Kathryn Stockett's very first novel, The Help, was on my library's recommended read list and after reading it I understand why.
Set in the 1960's in Jackson, Mississippi it is a look at the racial tension that still existed even though slavery had been abolished. Miss Skeeter is a white woman who is tired of seeing injustice take place all around her and in an effort to cause some change she gets several black maids to share their stories and compiles them into a book. Along the way she loses all of her friends and is alienated by the town, but it is nothing compared to the risk the maids faced by speaking out. It is very well written, and easy to fall into each of her characters.
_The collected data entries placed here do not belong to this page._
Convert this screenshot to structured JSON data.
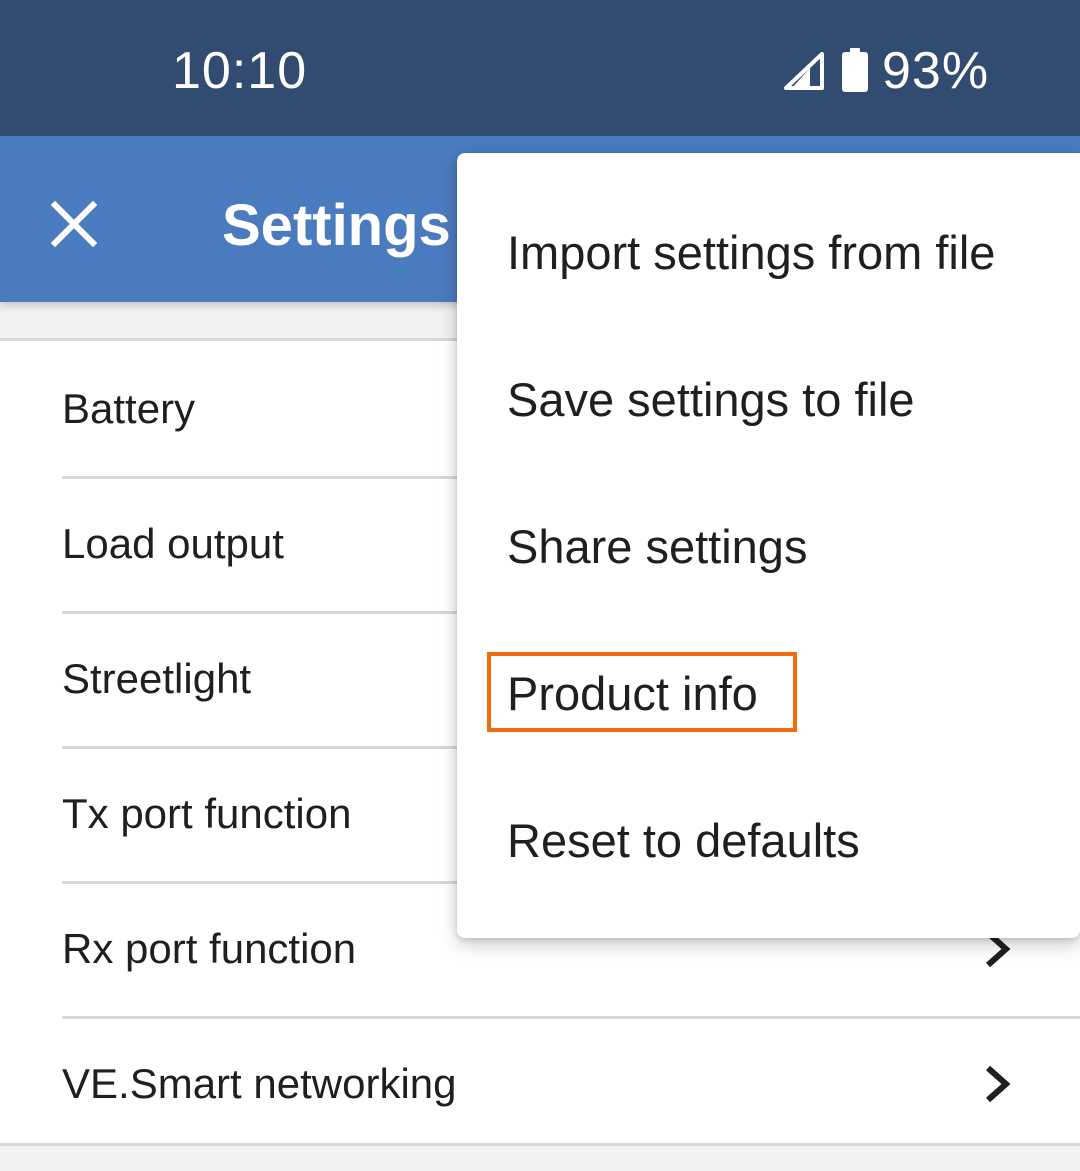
{
  "status_bar": {
    "time": "10:10",
    "battery_percent": "93%",
    "icons": [
      "signal-icon",
      "battery-icon"
    ]
  },
  "app_bar": {
    "title": "Settings",
    "close_icon": "close-icon"
  },
  "settings_list": {
    "items": [
      {
        "label": "Battery",
        "icon": "chevron-right-icon"
      },
      {
        "label": "Load output",
        "icon": "chevron-right-icon"
      },
      {
        "label": "Streetlight",
        "icon": "chevron-right-icon"
      },
      {
        "label": "Tx port function",
        "icon": "chevron-right-icon"
      },
      {
        "label": "Rx port function",
        "icon": "chevron-right-icon"
      },
      {
        "label": "VE.Smart networking",
        "icon": "chevron-right-icon"
      }
    ]
  },
  "overflow_menu": {
    "items": [
      {
        "label": "Import settings from file"
      },
      {
        "label": "Save settings to file"
      },
      {
        "label": "Share settings"
      },
      {
        "label": "Product info",
        "highlighted": true
      },
      {
        "label": "Reset to defaults"
      }
    ]
  },
  "colors": {
    "status_bar": "#324c71",
    "app_bar": "#4a7bbf",
    "highlight": "#f26c0d"
  }
}
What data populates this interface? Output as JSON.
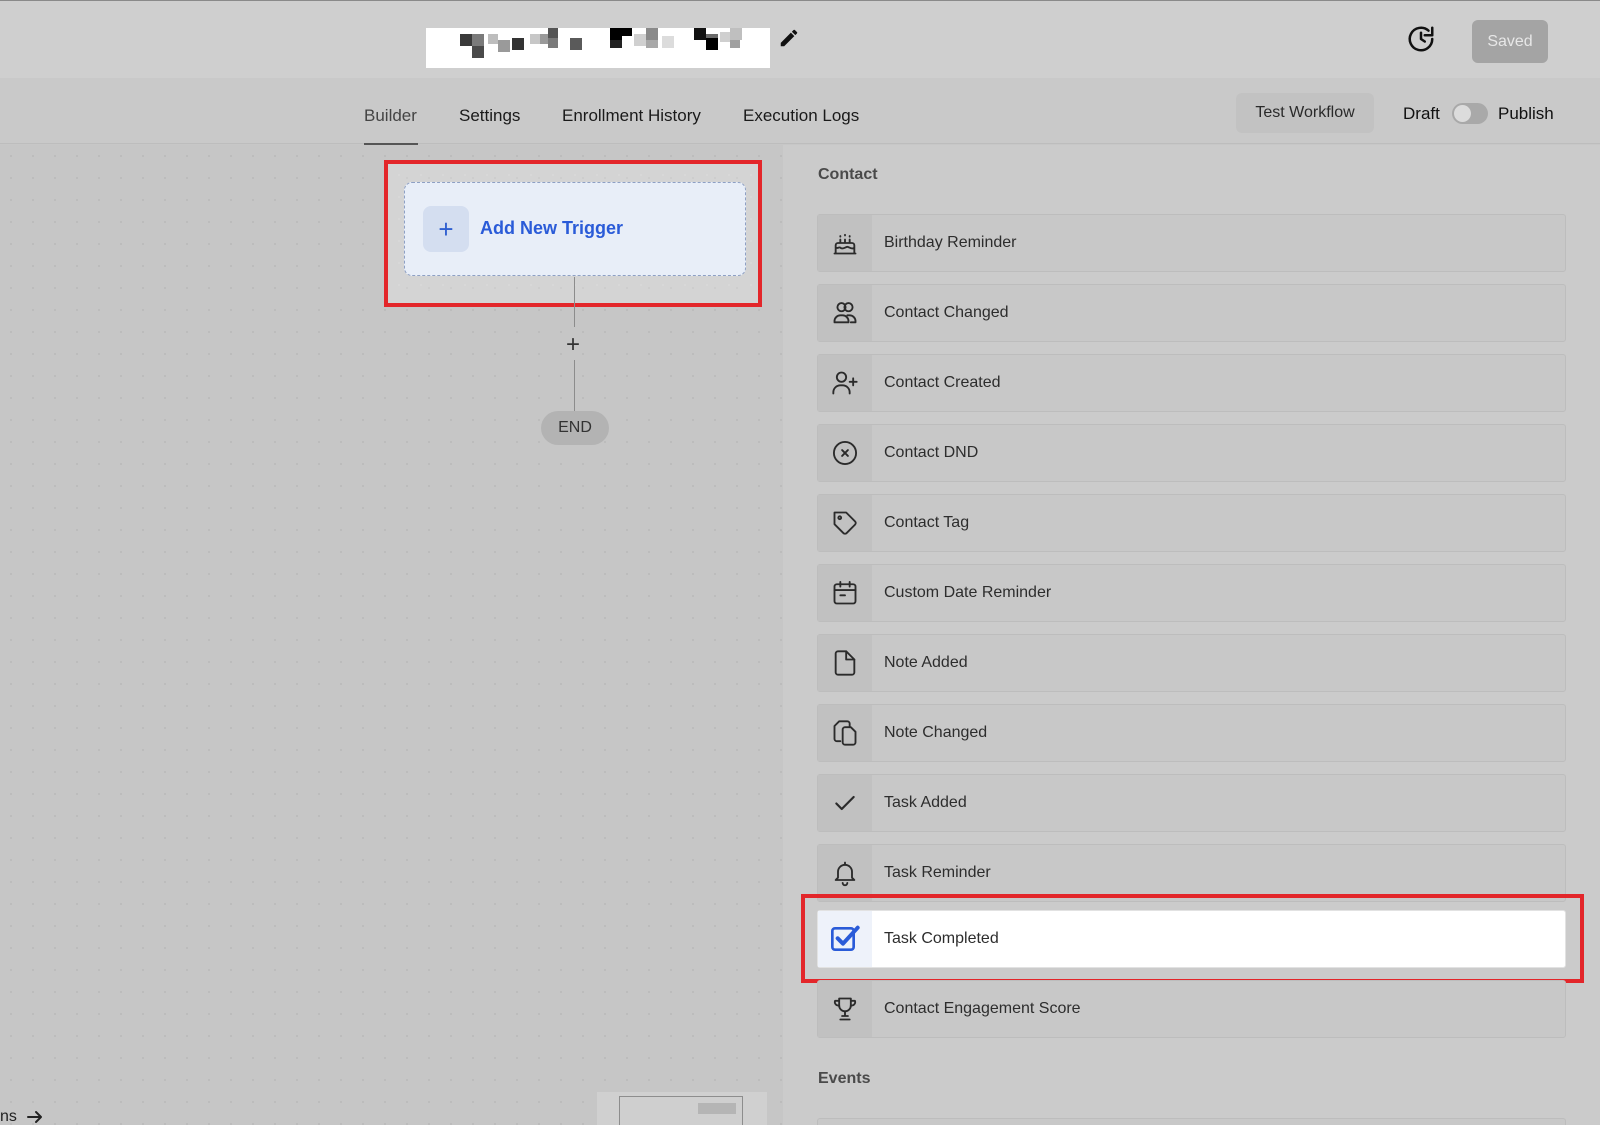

It was one I could not put down until I read the very last page.
In pitch-perfect voices, Kathryn Stockett creates three extraordinary women whose determination to start a movement of their own forever changes a town, and the way women--mothers, daughters, caregivers, friends--view one another. A deeply moving novel filled with poignancy, humor, and hope, The Help is a timeless and universal story about the lines we abide by, and the ones we don't.
- KathrynStockett.com
An excerpt from the book
"I come home that morning, after I been fired, and stood outside my house with my new work shoes on. The shoes my mama paid a month's worth a light bill for. I guess that's when I understood what shame was and the color of it too. Shame ain't black, like dirt, like I always thought it was. Shame be the color of a new white uniform your mother ironed all night to pay for, white without a smudge or a speck a work-dirt on it."
Aibileen looks up to see what I think. I stop typing. I'd expected the stories to be sweet, glossy. I realize I might be getting more than I'd bargained for. She reads on.